New tools to find a trade

Tradeswomen Australia (TWA) and the Tradeswomen Australia Community Foundation (TWACF) last week announced the Wyndham Pathways Project.

An initiative which aims to help women gain employment in trade has been launched in Wyndham.

Tradeswomen Australia (TWA) and the Tradeswomen Australia Community Foundation (TWACF) last week announced the Wyndham Pathways Project, which will focus on demographics including women recovering from trauma, indigenous women, refugees, asylum-seekers, women from culturally and linguistically diverse backgrounds and women with a disability

The Wyndham Pathways Project is being supported by Wyndham council, the Lord Mayor’s Charitable Fund and Victoria University.

The program will include six sessions between March and June, to be held on Saturdays, with one three-hour workshop per month.

The workshops will introduce participants to a variety of roles within the trades industry, gave them knowledge about these roles and develop relationships with mentors.

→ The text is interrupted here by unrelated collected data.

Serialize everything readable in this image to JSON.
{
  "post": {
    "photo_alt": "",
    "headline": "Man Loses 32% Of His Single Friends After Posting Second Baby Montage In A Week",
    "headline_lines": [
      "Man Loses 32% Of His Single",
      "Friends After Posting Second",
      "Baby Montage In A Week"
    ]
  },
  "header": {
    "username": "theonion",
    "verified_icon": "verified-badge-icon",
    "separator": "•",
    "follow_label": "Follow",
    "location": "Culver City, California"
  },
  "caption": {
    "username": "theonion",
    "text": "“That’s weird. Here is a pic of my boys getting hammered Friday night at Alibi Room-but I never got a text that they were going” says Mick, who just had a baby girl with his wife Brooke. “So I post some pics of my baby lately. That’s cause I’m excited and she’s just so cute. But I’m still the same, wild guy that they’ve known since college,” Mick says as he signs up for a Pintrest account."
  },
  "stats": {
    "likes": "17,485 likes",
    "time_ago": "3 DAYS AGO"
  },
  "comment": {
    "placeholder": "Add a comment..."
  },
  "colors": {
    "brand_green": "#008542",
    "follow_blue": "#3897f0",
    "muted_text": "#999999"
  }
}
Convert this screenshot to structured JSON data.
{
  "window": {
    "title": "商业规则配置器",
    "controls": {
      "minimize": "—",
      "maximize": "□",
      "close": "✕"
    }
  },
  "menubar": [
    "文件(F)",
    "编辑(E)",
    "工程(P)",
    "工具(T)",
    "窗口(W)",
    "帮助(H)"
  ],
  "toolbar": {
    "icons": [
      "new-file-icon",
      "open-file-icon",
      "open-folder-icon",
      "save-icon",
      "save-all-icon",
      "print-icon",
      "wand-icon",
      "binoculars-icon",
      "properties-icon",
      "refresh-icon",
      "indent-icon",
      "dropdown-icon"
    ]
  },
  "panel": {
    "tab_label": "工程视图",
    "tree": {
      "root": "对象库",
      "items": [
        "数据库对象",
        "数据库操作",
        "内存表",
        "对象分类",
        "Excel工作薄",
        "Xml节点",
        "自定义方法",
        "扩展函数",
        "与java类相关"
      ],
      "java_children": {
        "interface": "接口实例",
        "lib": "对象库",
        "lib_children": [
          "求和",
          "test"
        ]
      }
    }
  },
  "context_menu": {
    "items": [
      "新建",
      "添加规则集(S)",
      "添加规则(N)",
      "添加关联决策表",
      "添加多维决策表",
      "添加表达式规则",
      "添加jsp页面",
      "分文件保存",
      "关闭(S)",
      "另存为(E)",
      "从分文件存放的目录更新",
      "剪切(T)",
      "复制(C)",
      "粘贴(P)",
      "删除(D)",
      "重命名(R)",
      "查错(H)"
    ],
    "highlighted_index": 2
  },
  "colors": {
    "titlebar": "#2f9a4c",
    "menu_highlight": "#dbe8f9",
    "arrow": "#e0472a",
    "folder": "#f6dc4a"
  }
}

TWACF chair Janet Cribbes said that participation of women as apprentices and trainees in the non-traditional trades, especially construction, automotive and electrical, has remained at less than two per cent in Australia across the past 25 years.

Head of the Wyndham Pathways Project, Katie Yates, said women would finish the program with ideas about how to pursue potential future employment.

“By the end of the programme, participants will have increased confidence to pursue a career within the trades industry and will have secured jobs or further training to begin carving their own pathway into their chosen trade,” Ms Yates said.

The TWACF will hold A Building Futures: Pathways to Trade’ session for potential program participants, via Zoom, on Thursday, February 25 at 6pm.